An L-band brightness temperature disaggregation method using S-band radiometer data for the Water Cycle Observation Mission (WCOM)

Authors: YAO, P. - Tsinghua University; SHI, J.C. - Chinese Academy Of Sciences; Cosh, Michael; BINDISH, R. - Goddard Space Flight Center; LU, H. - Hohai University

Submitted to: IEEE Journal of Selected Topics in Applied Earth Observations and Remote Sensing
Publication Type: Peer Reviewed Journal
Publication Acceptance Date: 6/27/2019
Publication Date: 6/28/2019
Citation: Yao, P., Shi, J., Cosh, M.H., Bindish, R., Lu, H. 2019. An L-band brightness temperature disaggregation method using S-band radiometer data for the Water Cycle Observation Mission (WCOM). IEEE Journal of Selected Topics in Applied Earth Observations and Remote Sensing. 12(9):3184-3193. https://doi.org/10.1109/JSTARS.2019.2922780.
DOI: https://doi.org/10.1109/JSTARS.2019.2922780

Interpretive Summary: The radiometric spectrum contains valuable information for estimating surface soil moisture via remote sensing platforms. The L and S bands specifically have demonstrated that they can produce an accurate soil moisture product, hence several future satellite platforms plan to make use of these bands for higher resolution land surface monitoring, including the Water Cycle Observation Mission (WCOM) in China and the NASA-ISRO Synthetic Aperture Radar (NISAR) mission. There is a need to develop algorithms for blending these two bands for optimal soil moisture estimation. Using experimental data, a study was initiated to develop a joint L and S band soil moisture algorithm over agricultural fields. It was demonstrated to be feasible within the errors which are currently acceptable in the remote sensing community and this study will help to spur the further development of dual band microwave remote sensing products.

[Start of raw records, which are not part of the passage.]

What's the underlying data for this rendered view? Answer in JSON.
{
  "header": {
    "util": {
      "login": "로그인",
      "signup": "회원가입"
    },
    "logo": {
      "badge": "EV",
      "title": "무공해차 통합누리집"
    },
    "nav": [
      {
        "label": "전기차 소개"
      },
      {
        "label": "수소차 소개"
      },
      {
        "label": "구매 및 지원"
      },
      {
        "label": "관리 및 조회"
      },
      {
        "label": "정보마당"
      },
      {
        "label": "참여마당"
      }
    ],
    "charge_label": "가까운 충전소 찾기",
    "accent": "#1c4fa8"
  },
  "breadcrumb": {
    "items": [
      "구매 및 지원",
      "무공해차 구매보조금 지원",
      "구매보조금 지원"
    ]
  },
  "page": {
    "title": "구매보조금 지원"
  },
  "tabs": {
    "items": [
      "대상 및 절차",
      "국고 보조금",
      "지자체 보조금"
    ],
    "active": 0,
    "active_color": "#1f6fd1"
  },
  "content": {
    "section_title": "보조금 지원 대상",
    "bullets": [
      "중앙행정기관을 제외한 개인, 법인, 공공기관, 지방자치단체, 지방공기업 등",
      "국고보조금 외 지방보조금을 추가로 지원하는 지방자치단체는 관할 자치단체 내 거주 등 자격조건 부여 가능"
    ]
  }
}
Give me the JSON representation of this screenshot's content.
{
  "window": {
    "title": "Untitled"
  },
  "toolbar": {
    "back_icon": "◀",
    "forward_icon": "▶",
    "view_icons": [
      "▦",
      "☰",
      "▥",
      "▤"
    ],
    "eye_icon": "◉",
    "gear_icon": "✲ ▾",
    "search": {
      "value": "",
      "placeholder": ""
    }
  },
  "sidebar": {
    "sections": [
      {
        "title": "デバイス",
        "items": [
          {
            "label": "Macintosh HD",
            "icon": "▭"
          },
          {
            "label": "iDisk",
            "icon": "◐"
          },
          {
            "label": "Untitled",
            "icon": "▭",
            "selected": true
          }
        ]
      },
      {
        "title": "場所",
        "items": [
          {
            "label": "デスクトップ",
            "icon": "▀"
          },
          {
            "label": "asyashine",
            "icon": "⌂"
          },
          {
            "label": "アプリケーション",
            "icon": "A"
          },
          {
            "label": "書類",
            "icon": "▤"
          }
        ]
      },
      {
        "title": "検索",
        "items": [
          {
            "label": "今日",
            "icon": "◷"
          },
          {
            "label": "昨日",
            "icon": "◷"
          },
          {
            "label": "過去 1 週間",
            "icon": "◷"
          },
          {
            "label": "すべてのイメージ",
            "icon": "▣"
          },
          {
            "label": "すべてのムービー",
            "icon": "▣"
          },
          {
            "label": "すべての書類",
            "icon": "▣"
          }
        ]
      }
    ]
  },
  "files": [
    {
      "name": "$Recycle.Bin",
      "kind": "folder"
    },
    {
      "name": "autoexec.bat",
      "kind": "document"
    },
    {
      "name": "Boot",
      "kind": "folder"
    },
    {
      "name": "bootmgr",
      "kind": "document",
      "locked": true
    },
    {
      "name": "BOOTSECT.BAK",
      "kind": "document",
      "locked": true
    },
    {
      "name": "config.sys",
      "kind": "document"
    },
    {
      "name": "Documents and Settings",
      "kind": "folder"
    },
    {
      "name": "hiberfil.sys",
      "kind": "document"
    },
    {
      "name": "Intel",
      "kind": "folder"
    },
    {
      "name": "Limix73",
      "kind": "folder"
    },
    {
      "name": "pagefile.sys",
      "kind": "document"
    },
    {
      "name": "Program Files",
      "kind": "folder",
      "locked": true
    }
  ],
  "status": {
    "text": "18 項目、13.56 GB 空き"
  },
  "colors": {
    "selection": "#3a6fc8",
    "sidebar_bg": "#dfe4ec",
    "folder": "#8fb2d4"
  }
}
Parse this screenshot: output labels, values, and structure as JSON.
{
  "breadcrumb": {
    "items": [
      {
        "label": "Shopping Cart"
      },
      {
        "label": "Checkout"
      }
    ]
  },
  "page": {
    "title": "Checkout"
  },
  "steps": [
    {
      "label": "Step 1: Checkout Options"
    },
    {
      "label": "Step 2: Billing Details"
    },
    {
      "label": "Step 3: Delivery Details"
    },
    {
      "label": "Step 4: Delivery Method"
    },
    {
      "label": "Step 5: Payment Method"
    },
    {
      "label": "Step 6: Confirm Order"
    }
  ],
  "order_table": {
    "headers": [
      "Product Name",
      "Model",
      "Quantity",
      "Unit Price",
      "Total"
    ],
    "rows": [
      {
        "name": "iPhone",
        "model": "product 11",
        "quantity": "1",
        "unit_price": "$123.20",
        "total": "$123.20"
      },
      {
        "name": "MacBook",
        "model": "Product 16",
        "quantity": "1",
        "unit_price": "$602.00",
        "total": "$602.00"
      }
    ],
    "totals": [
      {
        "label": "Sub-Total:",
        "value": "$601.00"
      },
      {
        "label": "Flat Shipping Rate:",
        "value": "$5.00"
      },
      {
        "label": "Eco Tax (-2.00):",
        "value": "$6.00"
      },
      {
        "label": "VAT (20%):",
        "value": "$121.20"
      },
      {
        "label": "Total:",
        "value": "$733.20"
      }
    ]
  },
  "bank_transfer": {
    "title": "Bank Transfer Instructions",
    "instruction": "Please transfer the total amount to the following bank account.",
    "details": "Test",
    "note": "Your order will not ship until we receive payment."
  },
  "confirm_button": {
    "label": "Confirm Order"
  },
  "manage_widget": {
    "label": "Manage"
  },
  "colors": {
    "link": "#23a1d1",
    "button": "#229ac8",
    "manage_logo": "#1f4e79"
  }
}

Technical Abstract: The Water Cycle Observation Mission (WCOM) will build upon previous L and C band passive microwave soil moisture satellite missions. WCOM will consist of a passive microwave synthetic aperture radiometer operating at L, S, and C bands. The WCOM requirements for passive soil moisture are to estimate soil moisture in the top 5 cm of soil layer with an error less than 0.04 m3/m3, at 15 km resolution and with a 3-day revisit. A new set of algorithms for these multi-frequency platforms will need to be developed for estimating the data products at the desired resolution. To accomplish this, a brightness temperature (TB) downscaling methodology is developed that uses passive S-band TB (30 km) to downscale L-band TB (50 km) and to estimate soil moisture at a 30 km resolution, based on the linear relationships between the passive signals of L-band and S-band. To test this downscaling method, analysis was performed using PALS data from the Soil Moisture Experiments in 2002 (SMEX02). For this study, 4 km L-band observations were downscaled to 800 m. The root mean square errors (RMSE) between the downscaled TBL at 800m with the observed TBL at 800m are 2.63 K and 1.60 K for H and V polarizations respectively. The results also showed that it was possible to use these disaggregated TB to estimate soil moisture to meet the mission requirement of 0.04 m3/m3. These results showed that we can obtain higher resolution soil moisture from L band passive TB with a high accuracy (<0.04 m3/m3) by using S-band information.